Terk edilmiş çocuk kurumları, bu çocuklara barınma ve eğitim sağlayan merkezlerdi. Bu çocukların büyük çoğunluğu gayrimeşru kabul ediliyordu. 20. yüzyılın sonlarına kadar evlilik dışı doğum toplumda utanç verici görülüyor ve bebeği kuruma bırakmak, sosyal dışlanmadan kaçınmak isteyen kadınların başvurabileceği tek yol sayılıyordu.

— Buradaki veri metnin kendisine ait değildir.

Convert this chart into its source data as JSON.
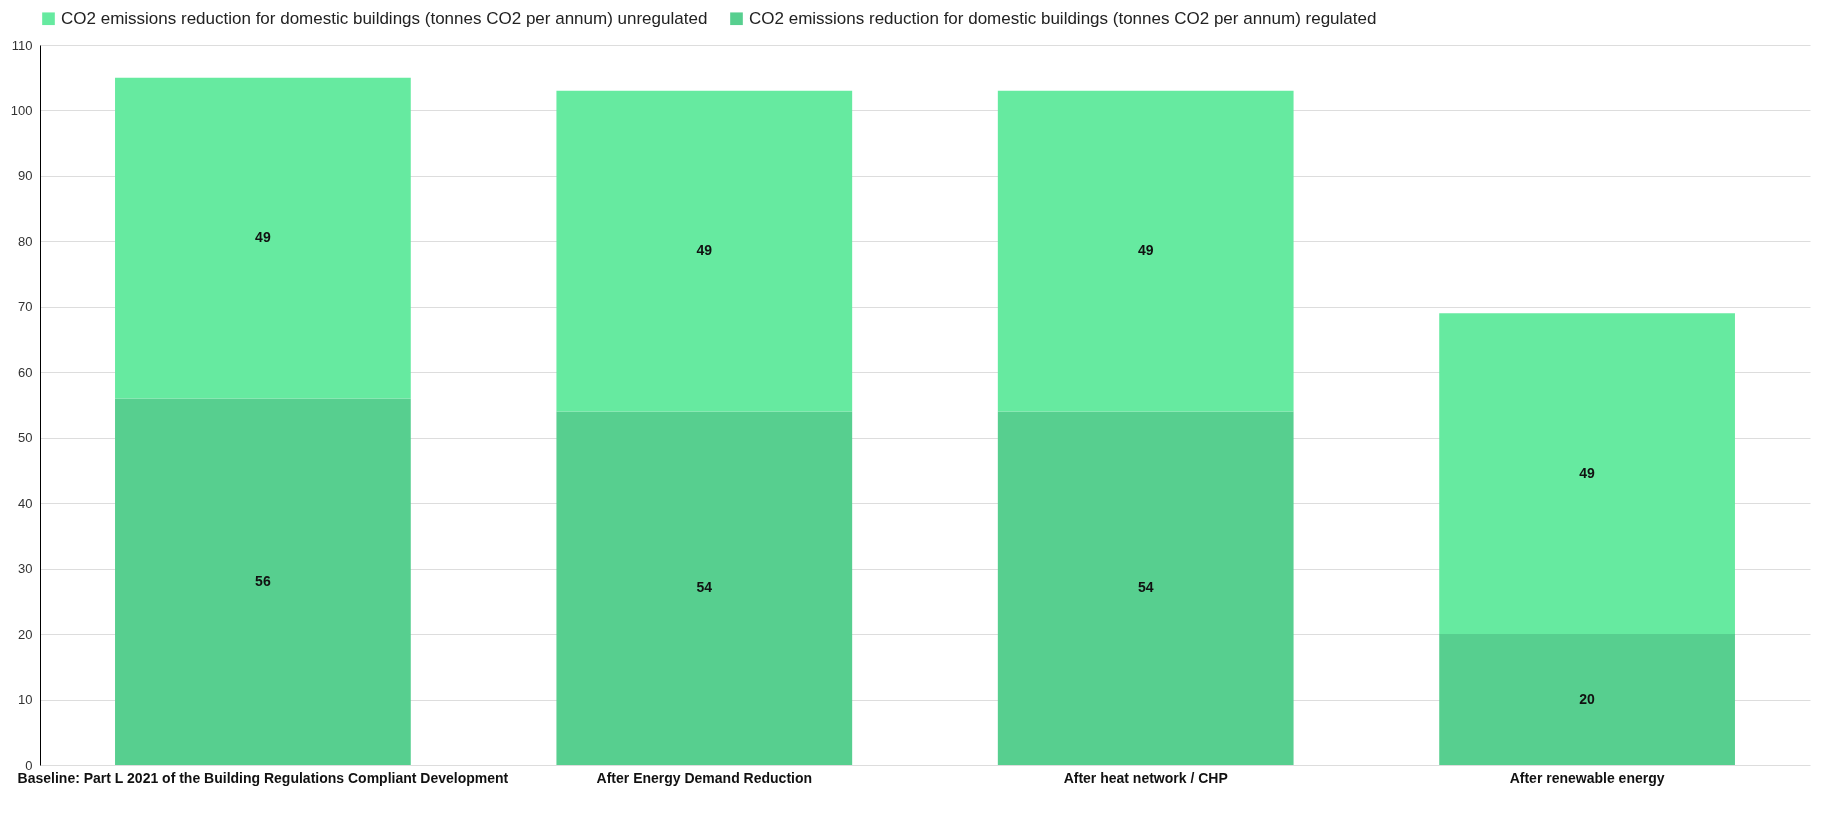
{
  "chart_data": {
    "type": "bar",
    "stacked": true,
    "categories": [
      "Baseline: Part L 2021 of the Building Regulations Compliant Development",
      "After Energy Demand Reduction",
      "After heat network / CHP",
      "After renewable energy"
    ],
    "series": [
      {
        "name": "CO2 emissions reduction for domestic buildings (tonnes CO2 per annum) regulated",
        "color": "#57cf8f",
        "values": [
          56,
          54,
          54,
          20
        ]
      },
      {
        "name": "CO2 emissions reduction for domestic buildings (tonnes CO2 per annum) unregulated",
        "color": "#66eaa0",
        "values": [
          49,
          49,
          49,
          49
        ]
      }
    ],
    "ylim": [
      0,
      110
    ],
    "yticks": [
      0,
      10,
      20,
      30,
      40,
      50,
      60,
      70,
      80,
      90,
      100,
      110
    ],
    "grid": true,
    "legend": "top",
    "data_labels": true
  }
}
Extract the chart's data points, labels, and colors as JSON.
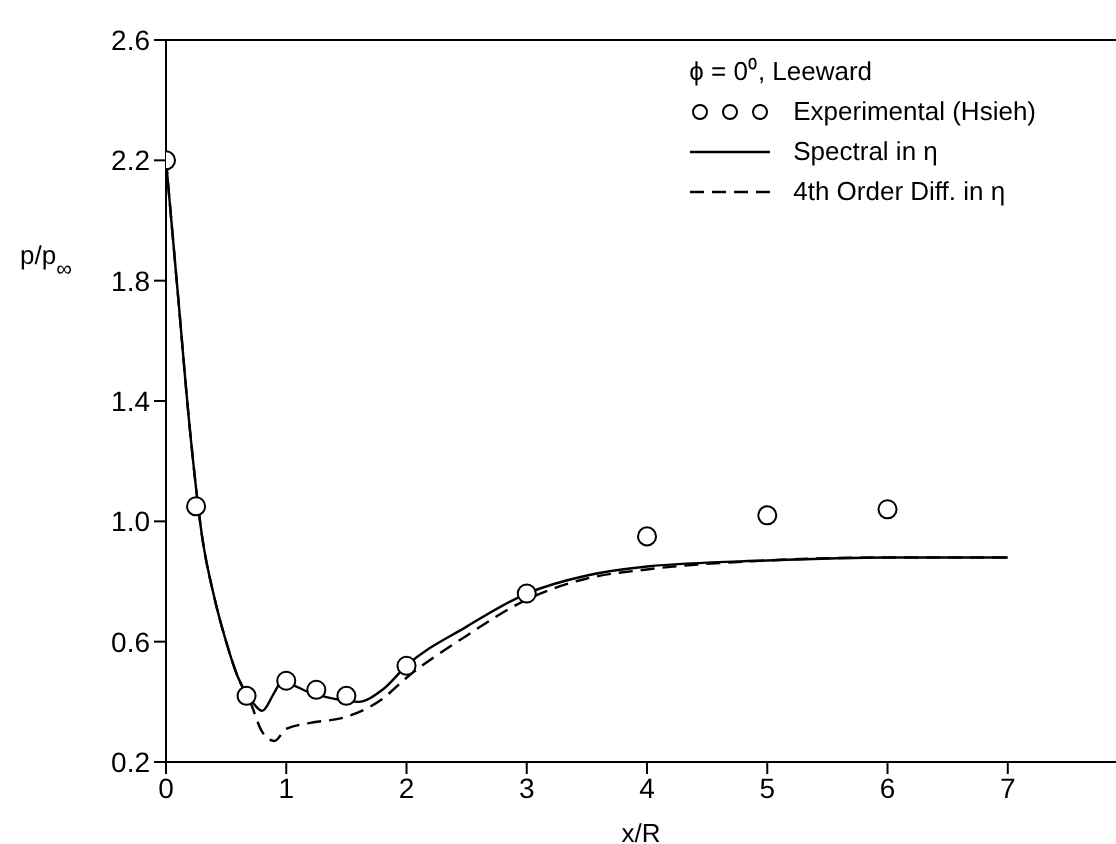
{
  "chart_data": {
    "type": "line",
    "xlabel": "x/R",
    "ylabel": "p/p$_{∞}$",
    "legend_title": "ϕ = 0⁰, Leeward",
    "xlim": [
      0,
      7.9
    ],
    "ylim": [
      0.2,
      2.6
    ],
    "xticks": [
      0,
      1,
      2,
      3,
      4,
      5,
      6,
      7
    ],
    "yticks": [
      0.2,
      0.6,
      {
        "value": 1,
        "label": "1.0"
      },
      1.4,
      1.8,
      2.2,
      2.6
    ],
    "grid": false,
    "legend": "top right",
    "series": [
      {
        "name": "Experimental (Hsieh)",
        "type": "scatter",
        "marker": "circle",
        "color": "#000000",
        "x": [
          0,
          0.25,
          0.67,
          1.0,
          1.25,
          1.5,
          2,
          3,
          4,
          5,
          6
        ],
        "values": [
          2.2,
          1.05,
          0.42,
          0.47,
          0.44,
          0.42,
          0.52,
          0.76,
          0.95,
          1.02,
          1.04
        ]
      },
      {
        "name": "Spectral in η",
        "line_style": "solid",
        "marker": "none",
        "color": "#000000",
        "x": [
          0,
          0.1,
          0.2,
          0.3,
          0.4,
          0.5,
          0.6,
          0.7,
          0.8,
          0.9,
          0.95,
          1.0,
          1.2,
          1.4,
          1.6,
          1.8,
          2.0,
          2.5,
          3.0,
          3.5,
          4,
          5,
          6,
          7
        ],
        "values": [
          2.2,
          1.75,
          1.3,
          0.95,
          0.75,
          0.6,
          0.48,
          0.41,
          0.37,
          0.43,
          0.46,
          0.46,
          0.43,
          0.41,
          0.4,
          0.44,
          0.52,
          0.65,
          0.76,
          0.82,
          0.85,
          0.87,
          0.88,
          0.88
        ]
      },
      {
        "name": "4th Order Diff. in η",
        "line_style": "dashed",
        "marker": "none",
        "color": "#000000",
        "x": [
          0,
          0.1,
          0.2,
          0.3,
          0.4,
          0.5,
          0.6,
          0.7,
          0.8,
          0.9,
          1.0,
          1.2,
          1.5,
          1.8,
          2.0,
          2.5,
          3.0,
          3.5,
          4,
          5,
          6,
          7
        ],
        "values": [
          2.2,
          1.75,
          1.3,
          0.95,
          0.75,
          0.6,
          0.48,
          0.4,
          0.3,
          0.27,
          0.31,
          0.33,
          0.35,
          0.41,
          0.48,
          0.62,
          0.74,
          0.81,
          0.84,
          0.87,
          0.88,
          0.88
        ]
      }
    ]
  }
}
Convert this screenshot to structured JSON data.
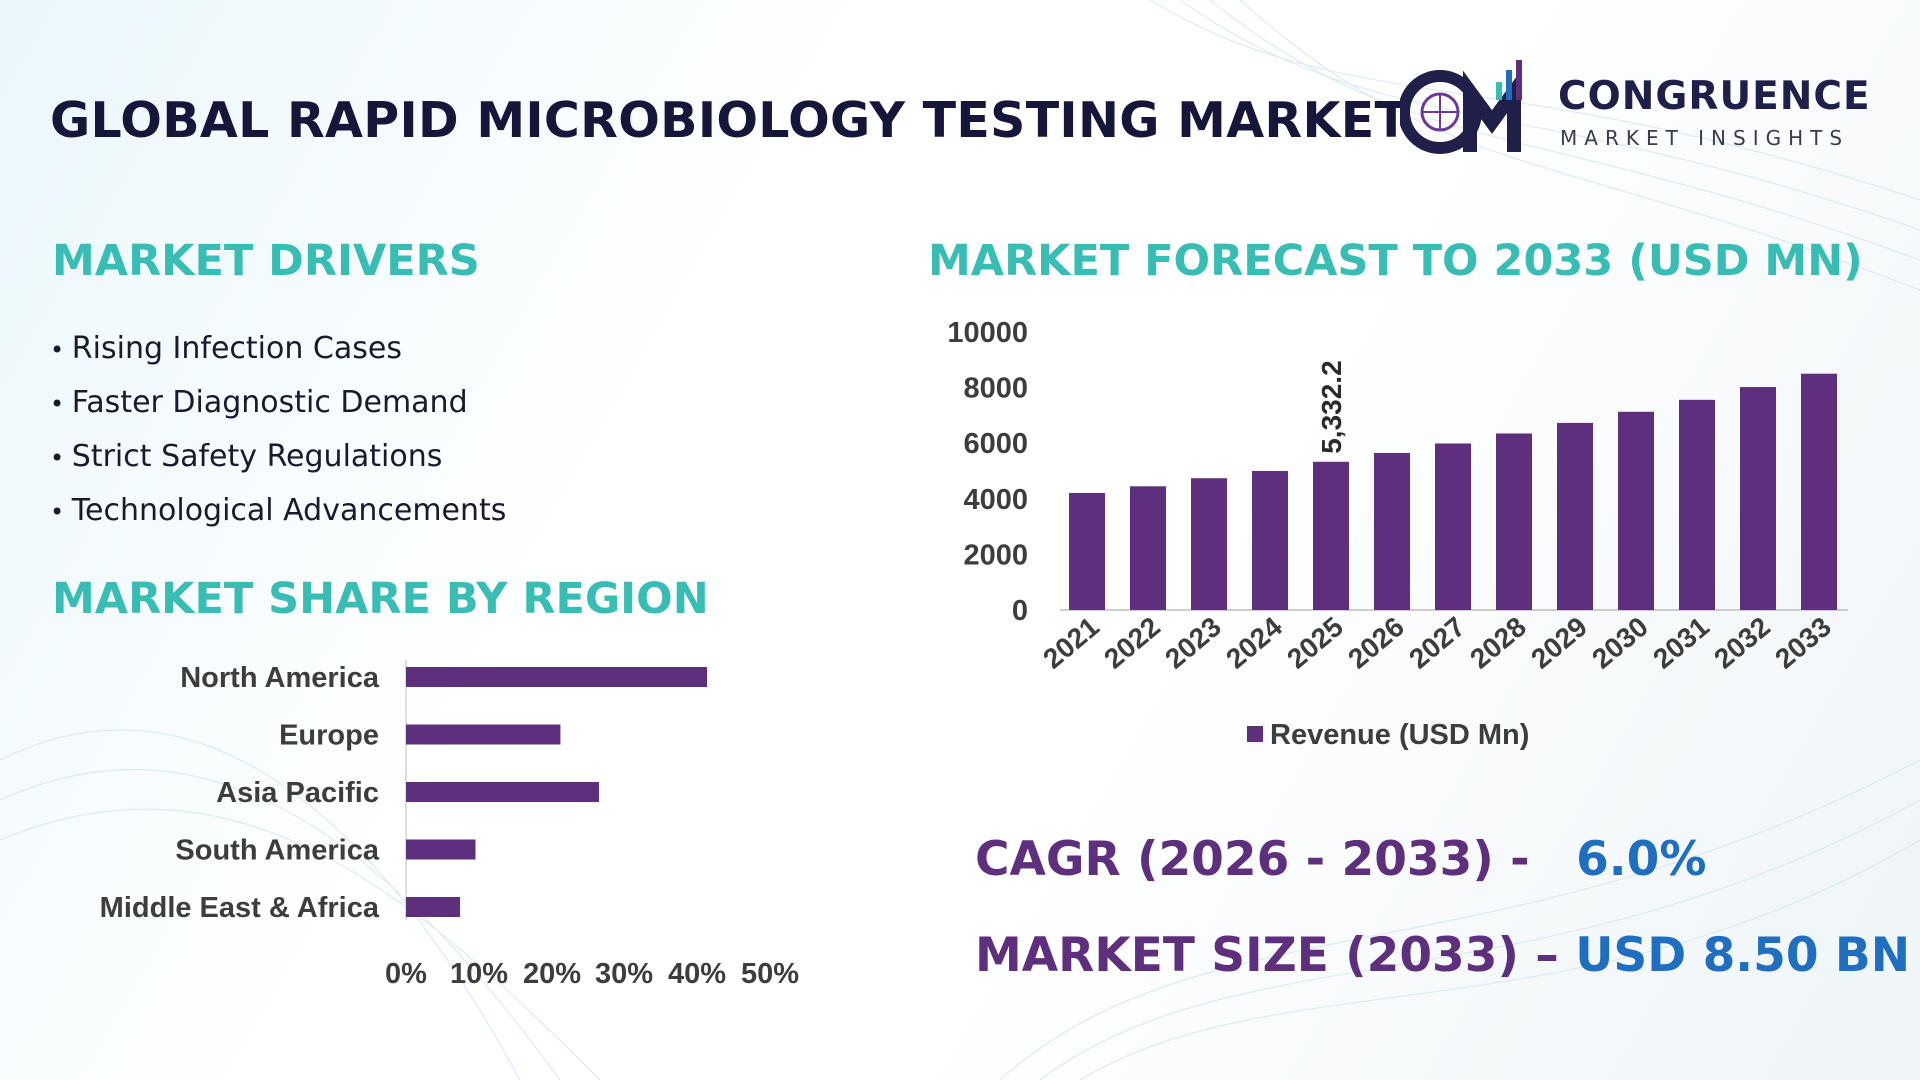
{
  "header": {
    "title": "GLOBAL RAPID MICROBIOLOGY TESTING MARKET",
    "logo_name": "CONGRUENCE",
    "logo_sub": "MARKET INSIGHTS"
  },
  "drivers": {
    "heading": "MARKET DRIVERS",
    "items": [
      "Rising Infection Cases",
      "Faster Diagnostic Demand",
      "Strict Safety Regulations",
      "Technological Advancements"
    ]
  },
  "kpis": {
    "cagr_label": "CAGR (2026 - 2033) -",
    "cagr_value": "6.0%",
    "size_label": "MARKET SIZE (2033) –",
    "size_value": "USD 8.50 BN"
  },
  "colors": {
    "bar": "#5d2f7d",
    "heading": "#37bdb4",
    "title": "#16163a",
    "value": "#1f6ec0",
    "axis_text": "#3d3d3d"
  },
  "chart_data": [
    {
      "type": "bar",
      "orientation": "horizontal",
      "title": "MARKET SHARE BY REGION",
      "categories": [
        "North America",
        "Europe",
        "Asia Pacific",
        "South America",
        "Middle East & Africa"
      ],
      "values": [
        39,
        20,
        25,
        9,
        7
      ],
      "unit": "%",
      "xlim": [
        0,
        50
      ],
      "x_ticks": [
        "0%",
        "10%",
        "20%",
        "30%",
        "40%",
        "50%"
      ],
      "grid": false,
      "legend": "none"
    },
    {
      "type": "bar",
      "orientation": "vertical",
      "title": "MARKET FORECAST TO 2033 (USD MN)",
      "categories": [
        "2021",
        "2022",
        "2023",
        "2024",
        "2025",
        "2026",
        "2027",
        "2028",
        "2029",
        "2030",
        "2031",
        "2032",
        "2033"
      ],
      "series": [
        {
          "name": "Revenue (USD Mn)",
          "values": [
            4210,
            4450,
            4740,
            5000,
            5332.2,
            5650,
            5990,
            6350,
            6730,
            7130,
            7560,
            8020,
            8500
          ]
        }
      ],
      "data_labels": [
        {
          "category": "2025",
          "text": "5,332.2"
        }
      ],
      "ylim": [
        0,
        10000
      ],
      "y_ticks": [
        "0",
        "2000",
        "4000",
        "6000",
        "8000",
        "10000"
      ],
      "grid": false,
      "legend": "bottom-center"
    }
  ]
}
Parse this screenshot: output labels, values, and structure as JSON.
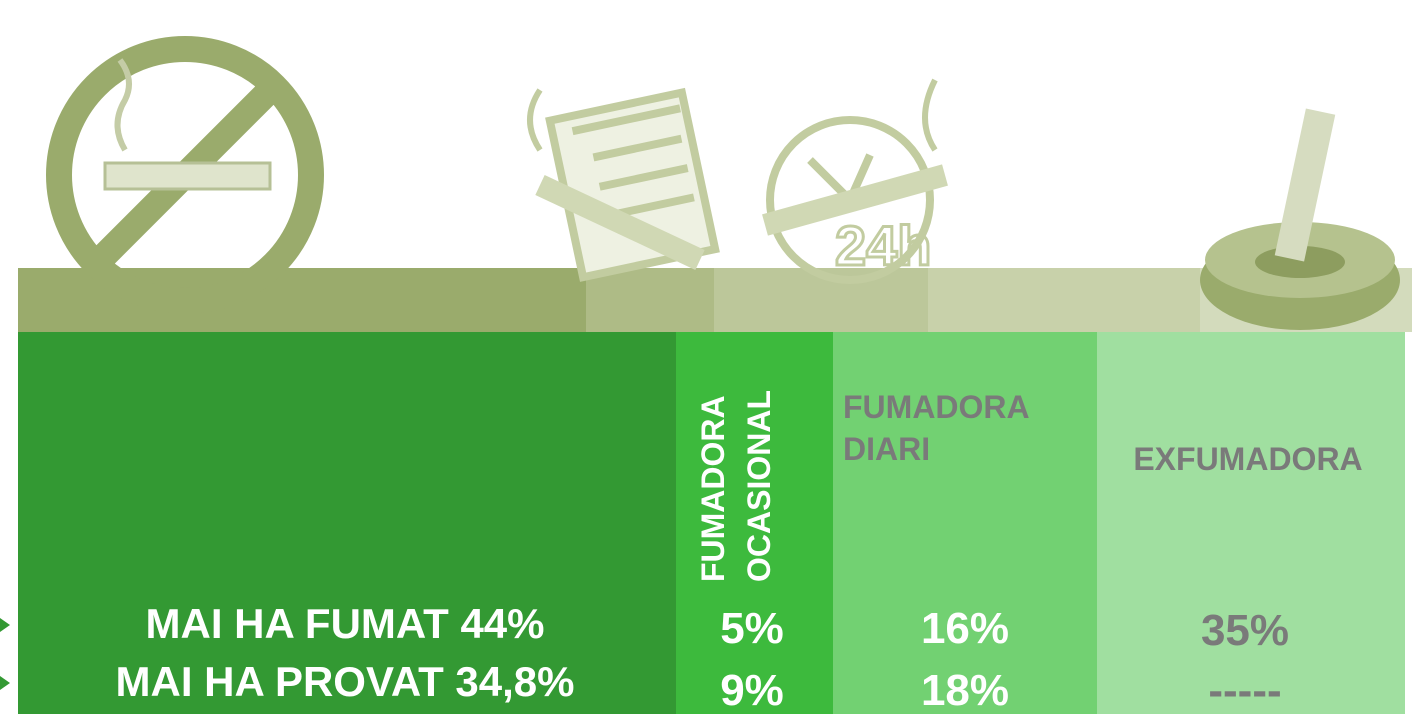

Ruota kullanımı özellikle 1940’lar ve 1950’lerde yaygınlığını korudu, ancak evlilik dışı doğum ve din konusundaki toplumsal normların değişmesiyle önemini giderek kaybetti.
1970’lerde İtalya’da kürtaj ve doğum kontrolünün yasallaşmasıyla birlikte kadınlar, bedenleri üzerinde daha fazla söz sahibi oldu ve çocuk sahibi olup olmamaya kendileri karar verebilir hâle geldi. Bu dönemde, anonim doğum yasal olarak devam etse de yüzyıllar boyunca birçok kadının hayatında derin izler bırakmış olan terk edilmiş çocuk kurumları kapatıldı.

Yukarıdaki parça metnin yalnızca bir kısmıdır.